With icy fingers and hidden hands,
an unseen face footless stands.
Awaiting the cough of their next guest,
no’s no answer for their request.
“Follow me; your time has come,
the path is short, the feeling’s numb.
Two packs a day gives you early admission.
Your time with me is but a transition.”
The reaper laughed at their instructions,
fearing not their many abductions.
They said the pain would fade away,
but how long they wouldn’t say.
I gasped for breath, not wanting to go.
Why must it be now I didn’t know.
I said I quit the smokes a few weeks back.
“I’ve only a cold so please cut me some slack.”
They laughed again at my poor excuse.
Saying my line was long but I choose the noose.
I begged and pleaded to be set free.
They replied that they had a deal for me.
I said “that’s great”, not having a clue.
They then told me all the things I must do.
Their list was long but I happily agreed.
I’d now do anything, if to only be freed.
They said they’d go but they’d leave a scar.
Then a loud scary cry was heard from afar.
The reaper then vanished and I lay alone,
reflecting on the habits I’m prone.
A new day’s begun and life’s the more dear.
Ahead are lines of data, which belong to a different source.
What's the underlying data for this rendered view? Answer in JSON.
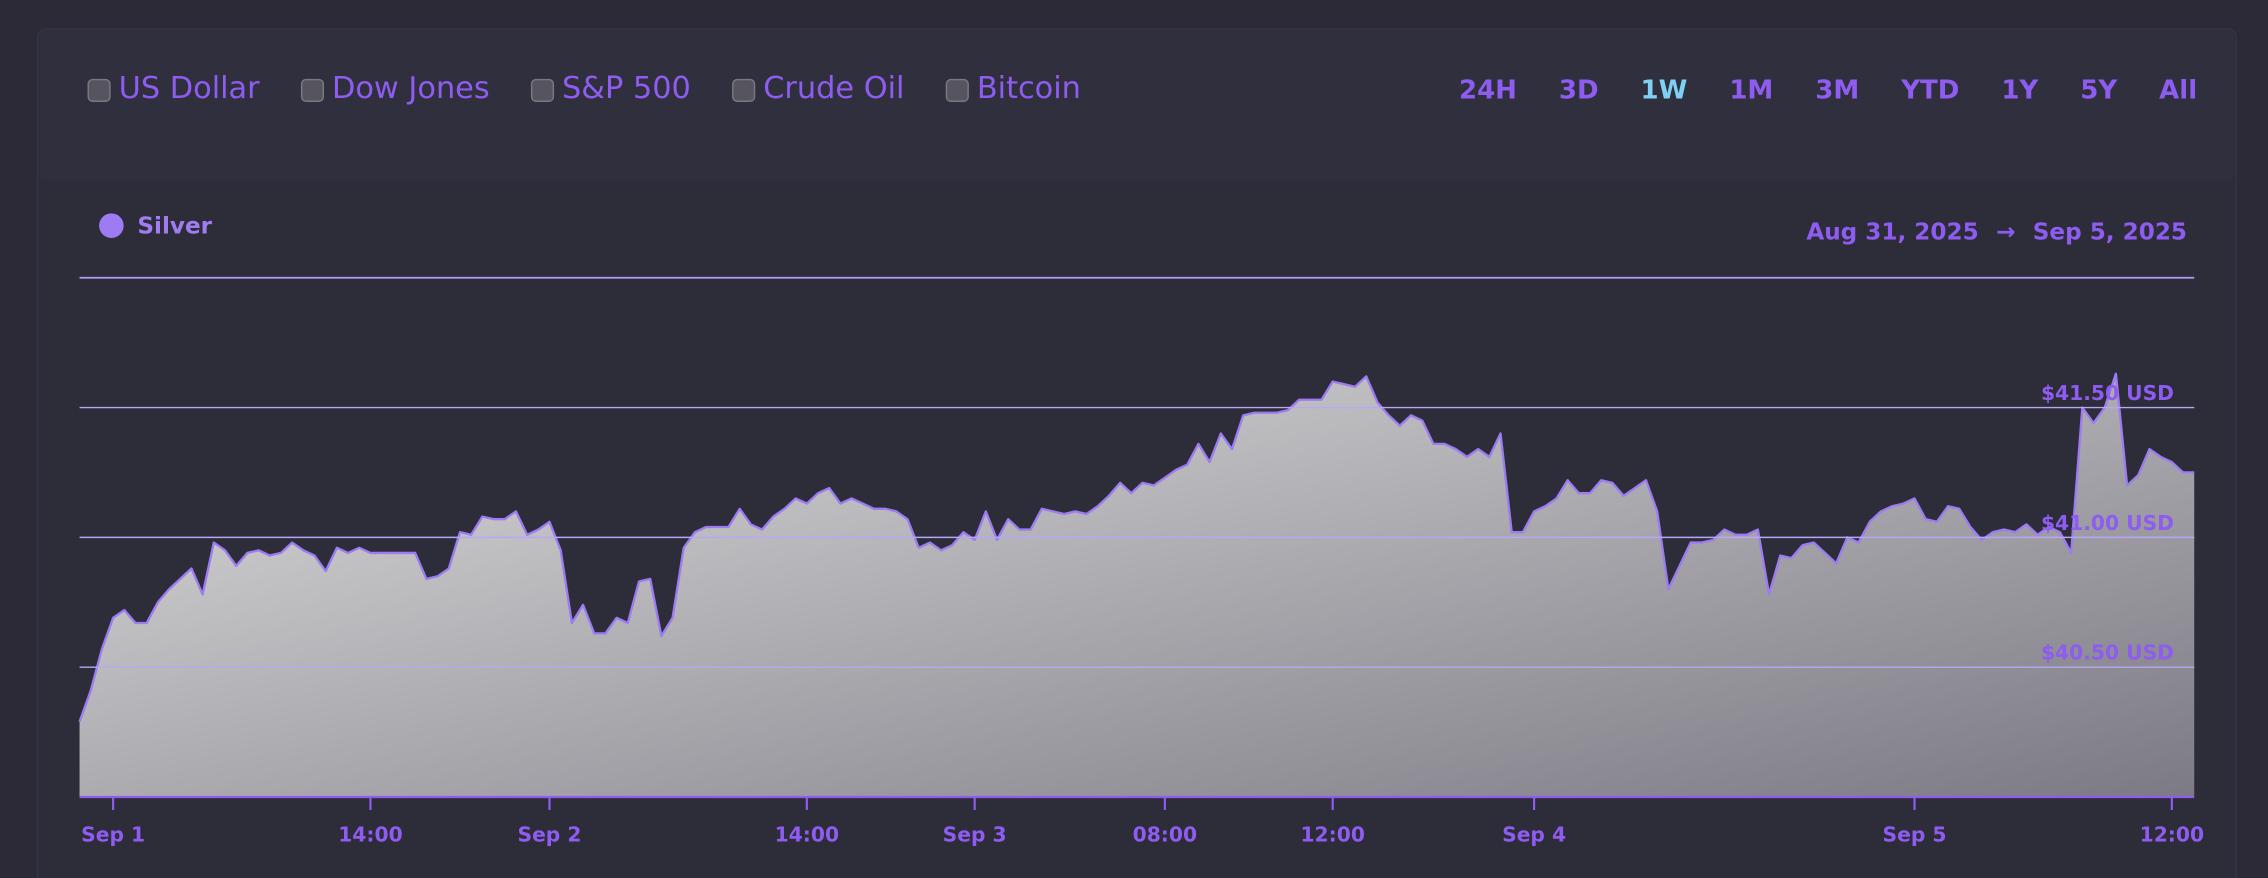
{
  "filters": [
    "US Dollar",
    "Dow Jones",
    "S&P 500",
    "Crude Oil",
    "Bitcoin"
  ],
  "ranges": [
    {
      "label": "24H",
      "active": false
    },
    {
      "label": "3D",
      "active": false
    },
    {
      "label": "1W",
      "active": true
    },
    {
      "label": "1M",
      "active": false
    },
    {
      "label": "3M",
      "active": false
    },
    {
      "label": "YTD",
      "active": false
    },
    {
      "label": "1Y",
      "active": false
    },
    {
      "label": "5Y",
      "active": false
    },
    {
      "label": "All",
      "active": false
    }
  ],
  "date_range": {
    "start": "Aug 31, 2025",
    "arrow": "→",
    "end": "Sep 5, 2025"
  },
  "chart_data": {
    "type": "area",
    "categories": [
      null,
      null,
      null,
      "Sep 1",
      null,
      null,
      null,
      null,
      null,
      null,
      null,
      null,
      null,
      null,
      null,
      null,
      null,
      null,
      null,
      null,
      null,
      null,
      null,
      null,
      null,
      null,
      "14:00",
      null,
      null,
      null,
      null,
      null,
      null,
      null,
      null,
      null,
      null,
      null,
      null,
      null,
      null,
      null,
      "Sep 2",
      null,
      null,
      null,
      null,
      null,
      null,
      null,
      null,
      null,
      null,
      null,
      null,
      null,
      null,
      null,
      null,
      null,
      null,
      null,
      null,
      null,
      null,
      "14:00",
      null,
      null,
      null,
      null,
      null,
      null,
      null,
      null,
      null,
      null,
      null,
      null,
      null,
      null,
      "Sep 3",
      null,
      null,
      null,
      null,
      null,
      null,
      null,
      null,
      null,
      null,
      null,
      null,
      null,
      null,
      null,
      null,
      "08:00",
      null,
      null,
      null,
      null,
      null,
      null,
      null,
      null,
      null,
      null,
      null,
      null,
      null,
      null,
      "12:00",
      null,
      null,
      null,
      null,
      null,
      null,
      null,
      null,
      null,
      null,
      null,
      null,
      null,
      null,
      null,
      null,
      null,
      "Sep 4",
      null,
      null,
      null,
      null,
      null,
      null,
      null,
      null,
      null,
      null,
      null,
      null,
      null,
      null,
      null,
      null,
      null,
      null,
      null,
      null,
      null,
      null,
      null,
      null,
      null,
      null,
      null,
      null,
      null,
      null,
      null,
      null,
      null,
      "Sep 5",
      null,
      null,
      null,
      null,
      null,
      null,
      null,
      null,
      null,
      null,
      null,
      null,
      null,
      null,
      null,
      null,
      null,
      null,
      null,
      null,
      null,
      null,
      "12:00",
      null,
      null
    ],
    "series": [
      {
        "name": "Silver",
        "color": "#9d7bf2",
        "values": [
          40.29,
          40.41,
          40.57,
          40.69,
          40.72,
          40.67,
          40.67,
          40.75,
          40.8,
          40.84,
          40.88,
          40.78,
          40.98,
          40.95,
          40.89,
          40.94,
          40.95,
          40.93,
          40.94,
          40.98,
          40.95,
          40.93,
          40.87,
          40.96,
          40.94,
          40.96,
          40.94,
          40.94,
          40.94,
          40.94,
          40.94,
          40.84,
          40.85,
          40.88,
          41.02,
          41.01,
          41.08,
          41.07,
          41.07,
          41.1,
          41.01,
          41.03,
          41.06,
          40.95,
          40.67,
          40.74,
          40.63,
          40.63,
          40.69,
          40.67,
          40.83,
          40.84,
          40.62,
          40.69,
          40.96,
          41.02,
          41.04,
          41.04,
          41.04,
          41.11,
          41.05,
          41.03,
          41.08,
          41.11,
          41.15,
          41.13,
          41.17,
          41.19,
          41.13,
          41.15,
          41.13,
          41.11,
          41.11,
          41.1,
          41.07,
          40.96,
          40.98,
          40.95,
          40.97,
          41.02,
          40.99,
          41.1,
          40.99,
          41.07,
          41.03,
          41.03,
          41.11,
          41.1,
          41.09,
          41.1,
          41.09,
          41.12,
          41.16,
          41.21,
          41.17,
          41.21,
          41.2,
          41.23,
          41.26,
          41.28,
          41.36,
          41.29,
          41.4,
          41.34,
          41.47,
          41.48,
          41.48,
          41.48,
          41.49,
          41.53,
          41.53,
          41.53,
          41.6,
          41.59,
          41.58,
          41.62,
          41.52,
          41.47,
          41.43,
          41.47,
          41.45,
          41.36,
          41.36,
          41.34,
          41.31,
          41.34,
          41.31,
          41.4,
          41.02,
          41.02,
          41.1,
          41.12,
          41.15,
          41.22,
          41.17,
          41.17,
          41.22,
          41.21,
          41.16,
          41.19,
          41.22,
          41.1,
          40.8,
          40.89,
          40.98,
          40.98,
          40.99,
          41.03,
          41.01,
          41.01,
          41.03,
          40.78,
          40.93,
          40.92,
          40.97,
          40.98,
          40.94,
          40.9,
          41.0,
          40.98,
          41.06,
          41.1,
          41.12,
          41.13,
          41.15,
          41.07,
          41.06,
          41.12,
          41.11,
          41.04,
          40.99,
          41.02,
          41.03,
          41.02,
          41.05,
          41.01,
          41.04,
          41.02,
          40.94,
          41.5,
          41.44,
          41.5,
          41.63,
          41.2,
          41.24,
          41.34,
          41.31,
          41.29,
          41.25,
          41.25
        ]
      }
    ],
    "ylim": [
      40,
      42
    ],
    "yticks": [
      {
        "value": 40.5,
        "label": "$40.50 USD"
      },
      {
        "value": 41,
        "label": "$41.00 USD"
      },
      {
        "value": 41.5,
        "label": "$41.50 USD"
      }
    ],
    "grid": true
  }
}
The clock’s still ticking but the ends not so near.
I bargained with death but won’t press my luck.
And my future’s now brighter, no longer a schmuck.
I like to smoke but I don’t know why.
I spend lots of money and want to cry.
I’ve burned lots of clothes, now I just sigh.
I’ve bummed from strangers even though I’m shy.
I’ve smoked cigars, but butts good bye.
I know smoke a pipe, looks good with a tie.
I can’t smoke on planes, so I don’t fly.
It makes me cough but I don’t get high.
I became addicted in the blink of an eye.
I stole packs from my parents, thought I was sly.
I shared them with friends, how cool was I.
I’ve hidden it from family just like a spy.
But if you need a light, I’m your guy.
If you need answers I’ll say don’t pry.
I can’t quit today so I won’t try.
Maybe tomorrow, but we know that’s a lie.
Another day of quitting to quit,
another day to feel like a twit.
My morning had started pretty well,
but as the day warmed so did my hell.
So I jumped in my car to cool my head,
but took a wrong turn and to the store I sped.
I bought some milk and tobacco too.
Then I limped home and smoked till blue.
Tomorrow’s gladly another day.
I’ll rise optimistic with demons at bay.
Boiling water the urges will swell.
The heat will be on then back to hell.
Will I submit or stand and fight?
The battle lost the end’s in sight.
But now it’s to bed to dream as I do.
Will there be many or be just a few?
Touched by humility with time to wait and see.
Humorously dashed to experiment in honesty.
Words can be precise but only when alone.
Much like life itself, it’s dark and damp beneath the stone.
A curious squirrel climbs a lilac to explore my porch.
We both wonder why I’m here.
The squirrel retreated though not defeated.
It is they who won, I remain seated.
Less I digress, more to be sure.
Life changes on a dime, I left to write with only rhyme.
Chaka baby beckons beyond, nostalgic breath I’m fond.
Dancing in an imaginary chair, day’s gray, air just fair.
Nicotine lingers, perhaps to know this first.
Sinking, swimming and drowning and yet still the thirst.
Thoughts flood of minutes, days, weeks and years.
Words flow when controlled by the moon and a sea of tears.
Laughter waves at depths unfathomable.
And the ring of life is forever shareable.
Journeys don’t end when the seeing changes.
Time begins anew when life engages.
My mind is weary; it’s a pile of abstract fluff with no thoughts to puff.
But I’ll write again tomorrow, cos enough is never enough.